School of Computer Science and Technology, Xidian University, Xi'an 710071, China.
Yangtze Delta Region Institute (Quzhou), University of Electronic Science and Technology of China, Quzhou 324000, China.
Int J Mol Sci. 2022 Mar 11;23(6):3044. doi: 10.3390/ijms23063044.

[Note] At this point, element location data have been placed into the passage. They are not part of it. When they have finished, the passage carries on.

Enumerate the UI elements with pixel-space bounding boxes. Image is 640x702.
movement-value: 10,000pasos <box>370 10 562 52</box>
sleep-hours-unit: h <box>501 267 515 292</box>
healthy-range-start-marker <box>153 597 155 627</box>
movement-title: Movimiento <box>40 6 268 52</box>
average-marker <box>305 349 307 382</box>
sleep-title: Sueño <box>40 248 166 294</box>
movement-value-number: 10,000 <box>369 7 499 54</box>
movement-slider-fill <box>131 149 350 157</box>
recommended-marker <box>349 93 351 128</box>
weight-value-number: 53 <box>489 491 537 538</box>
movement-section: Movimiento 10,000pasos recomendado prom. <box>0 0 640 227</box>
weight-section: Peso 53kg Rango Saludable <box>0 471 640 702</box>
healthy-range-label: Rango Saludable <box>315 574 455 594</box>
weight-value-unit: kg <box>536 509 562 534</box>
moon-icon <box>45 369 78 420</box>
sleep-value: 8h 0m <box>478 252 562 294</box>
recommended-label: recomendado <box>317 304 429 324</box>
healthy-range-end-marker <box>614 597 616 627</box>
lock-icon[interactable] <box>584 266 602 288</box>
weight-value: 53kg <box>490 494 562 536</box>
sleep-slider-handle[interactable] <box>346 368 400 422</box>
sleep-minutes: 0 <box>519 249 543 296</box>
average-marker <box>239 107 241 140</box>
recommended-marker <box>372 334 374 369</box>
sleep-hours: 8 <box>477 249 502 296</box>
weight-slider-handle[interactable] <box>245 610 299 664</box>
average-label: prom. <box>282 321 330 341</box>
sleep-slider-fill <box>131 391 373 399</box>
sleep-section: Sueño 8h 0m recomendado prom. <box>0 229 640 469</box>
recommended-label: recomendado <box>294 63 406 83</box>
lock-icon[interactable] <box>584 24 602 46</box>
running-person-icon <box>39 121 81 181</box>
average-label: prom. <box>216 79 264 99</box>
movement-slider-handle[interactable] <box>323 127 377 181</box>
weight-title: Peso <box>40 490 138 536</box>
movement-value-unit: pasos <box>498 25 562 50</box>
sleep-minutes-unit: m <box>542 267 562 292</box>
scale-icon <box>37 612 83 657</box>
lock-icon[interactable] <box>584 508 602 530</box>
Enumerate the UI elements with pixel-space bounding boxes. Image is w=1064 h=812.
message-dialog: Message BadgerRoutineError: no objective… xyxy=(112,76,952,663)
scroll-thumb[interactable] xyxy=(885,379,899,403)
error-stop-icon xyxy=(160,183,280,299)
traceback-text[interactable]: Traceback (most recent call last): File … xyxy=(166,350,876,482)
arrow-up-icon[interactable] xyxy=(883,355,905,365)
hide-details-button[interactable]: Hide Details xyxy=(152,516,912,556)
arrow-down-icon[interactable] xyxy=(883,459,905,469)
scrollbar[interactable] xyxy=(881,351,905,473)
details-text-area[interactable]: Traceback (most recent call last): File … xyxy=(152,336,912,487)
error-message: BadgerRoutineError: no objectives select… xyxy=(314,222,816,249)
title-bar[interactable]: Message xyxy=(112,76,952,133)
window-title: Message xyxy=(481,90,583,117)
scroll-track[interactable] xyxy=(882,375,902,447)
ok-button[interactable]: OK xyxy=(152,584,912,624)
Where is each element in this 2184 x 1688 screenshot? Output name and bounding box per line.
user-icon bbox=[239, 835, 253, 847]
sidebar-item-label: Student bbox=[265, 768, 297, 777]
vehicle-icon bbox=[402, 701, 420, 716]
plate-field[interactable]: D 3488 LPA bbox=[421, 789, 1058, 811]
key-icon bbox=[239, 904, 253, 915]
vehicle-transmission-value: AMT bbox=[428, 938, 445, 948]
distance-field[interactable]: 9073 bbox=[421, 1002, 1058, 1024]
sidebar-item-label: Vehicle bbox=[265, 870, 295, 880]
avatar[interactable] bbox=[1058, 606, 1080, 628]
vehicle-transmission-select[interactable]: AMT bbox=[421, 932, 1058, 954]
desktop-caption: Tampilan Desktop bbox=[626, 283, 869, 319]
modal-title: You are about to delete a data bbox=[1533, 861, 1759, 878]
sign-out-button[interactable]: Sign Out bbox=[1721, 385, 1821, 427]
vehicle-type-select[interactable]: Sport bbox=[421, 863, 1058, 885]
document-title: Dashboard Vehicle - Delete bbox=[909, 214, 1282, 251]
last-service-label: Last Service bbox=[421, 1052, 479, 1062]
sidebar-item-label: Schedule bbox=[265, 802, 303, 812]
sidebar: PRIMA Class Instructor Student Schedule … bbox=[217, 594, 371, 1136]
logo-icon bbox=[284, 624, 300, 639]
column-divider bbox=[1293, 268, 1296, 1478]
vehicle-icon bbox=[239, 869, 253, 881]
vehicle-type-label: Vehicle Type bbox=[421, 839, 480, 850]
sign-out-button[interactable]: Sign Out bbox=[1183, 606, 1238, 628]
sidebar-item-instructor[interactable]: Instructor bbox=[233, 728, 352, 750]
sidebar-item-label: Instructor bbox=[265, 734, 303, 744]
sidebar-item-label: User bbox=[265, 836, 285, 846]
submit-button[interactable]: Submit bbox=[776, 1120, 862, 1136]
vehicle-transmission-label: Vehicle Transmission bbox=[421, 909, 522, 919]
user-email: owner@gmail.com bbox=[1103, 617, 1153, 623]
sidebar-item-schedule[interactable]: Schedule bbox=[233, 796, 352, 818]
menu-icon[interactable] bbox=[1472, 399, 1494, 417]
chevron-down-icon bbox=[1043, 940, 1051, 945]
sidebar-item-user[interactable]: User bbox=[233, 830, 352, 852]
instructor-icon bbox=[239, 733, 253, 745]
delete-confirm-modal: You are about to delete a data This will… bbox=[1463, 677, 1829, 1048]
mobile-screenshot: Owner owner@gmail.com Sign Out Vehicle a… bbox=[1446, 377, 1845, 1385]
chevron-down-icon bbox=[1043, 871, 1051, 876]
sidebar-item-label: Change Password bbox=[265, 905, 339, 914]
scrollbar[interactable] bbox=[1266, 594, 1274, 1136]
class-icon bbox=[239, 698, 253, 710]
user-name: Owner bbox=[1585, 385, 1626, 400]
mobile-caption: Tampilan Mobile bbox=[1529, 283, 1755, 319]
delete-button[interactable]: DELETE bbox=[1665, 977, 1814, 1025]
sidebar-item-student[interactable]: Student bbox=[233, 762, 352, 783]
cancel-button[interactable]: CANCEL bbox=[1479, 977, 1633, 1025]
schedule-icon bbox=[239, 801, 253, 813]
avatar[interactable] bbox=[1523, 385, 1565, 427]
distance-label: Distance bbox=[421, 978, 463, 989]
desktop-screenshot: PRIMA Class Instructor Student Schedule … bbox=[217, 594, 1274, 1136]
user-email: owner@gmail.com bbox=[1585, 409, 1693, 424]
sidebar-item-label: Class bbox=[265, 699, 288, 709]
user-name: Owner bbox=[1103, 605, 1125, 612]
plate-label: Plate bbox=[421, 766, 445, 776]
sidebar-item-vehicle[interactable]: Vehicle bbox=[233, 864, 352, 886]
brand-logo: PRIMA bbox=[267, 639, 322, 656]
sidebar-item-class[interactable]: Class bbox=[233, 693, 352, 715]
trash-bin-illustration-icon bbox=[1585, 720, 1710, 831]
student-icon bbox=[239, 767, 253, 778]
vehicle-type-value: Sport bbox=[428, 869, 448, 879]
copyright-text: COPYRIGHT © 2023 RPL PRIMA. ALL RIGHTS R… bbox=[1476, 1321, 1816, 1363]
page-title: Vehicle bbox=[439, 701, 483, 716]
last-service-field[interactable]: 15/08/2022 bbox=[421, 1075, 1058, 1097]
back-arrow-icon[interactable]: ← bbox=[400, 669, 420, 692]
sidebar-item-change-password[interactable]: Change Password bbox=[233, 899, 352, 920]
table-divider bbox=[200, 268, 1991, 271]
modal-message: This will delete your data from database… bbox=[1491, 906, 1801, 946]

Dihydrouridine (D) is an abundant post-transcriptional modification present in transfer RNA from eukaryotes, bacteria, and archaea. D has contributed to treatments for cancerous diseases. Therefore, the precise detection of D modification sites can enable further understanding of its functional roles. Traditional experimental techniques to identify D are laborious and time-consuming. In addition, there are few computational tools for such analysis. In this study, we utilized eleven sequence-derived feature extraction methods and implemented five popular machine algorithms to identify an optimal model. During data preprocessing, data were partitioned for training and testing. Oversampling was also adopted to reduce the effect of the imbalance between positive and negative samples. The best-performing model was obtained through a combination of random forest and nucleotide chemical property modeling. The optimized model presented high sensitivity and specificity values of 0.9688 and 0.9706 in independent tests, respectively. Our proposed model surpassed published tools in independent tests. Furthermore, a series of validations across several aspects was conducted in order to demonstrate the robustness and reliability of our model.
二氢尿嘧啶 (D) 是真核生物、细菌和古菌转移 RNA 中丰富的转录后修饰。D 有助于治疗癌症疾病。因此,精确检测 D 修饰位点可以进一步了解其功能作用。传统的实验技术识别 D 是费力且耗时的。此外,用于此类分析的计算工具很少。在这项研究中,我们利用了十一种序列衍生的特征提取方法,并实现了五种流行的机器算法来识别最佳模型。在数据预处理过程中,数据被分为训练和测试。我们还采用了过采样来减少正负样本不平衡的影响。通过随机森林和核苷酸化学性质建模的组合,获得了表现最佳的模型。该优化模型在独立测试中分别表现出 0.9688 和 0.9706 的高灵敏度和特异性值。我们提出的模型在独立测试中超过了已发表的工具。此外,我们还进行了一系列多方面的验证,以证明我们模型的稳健性和可靠性。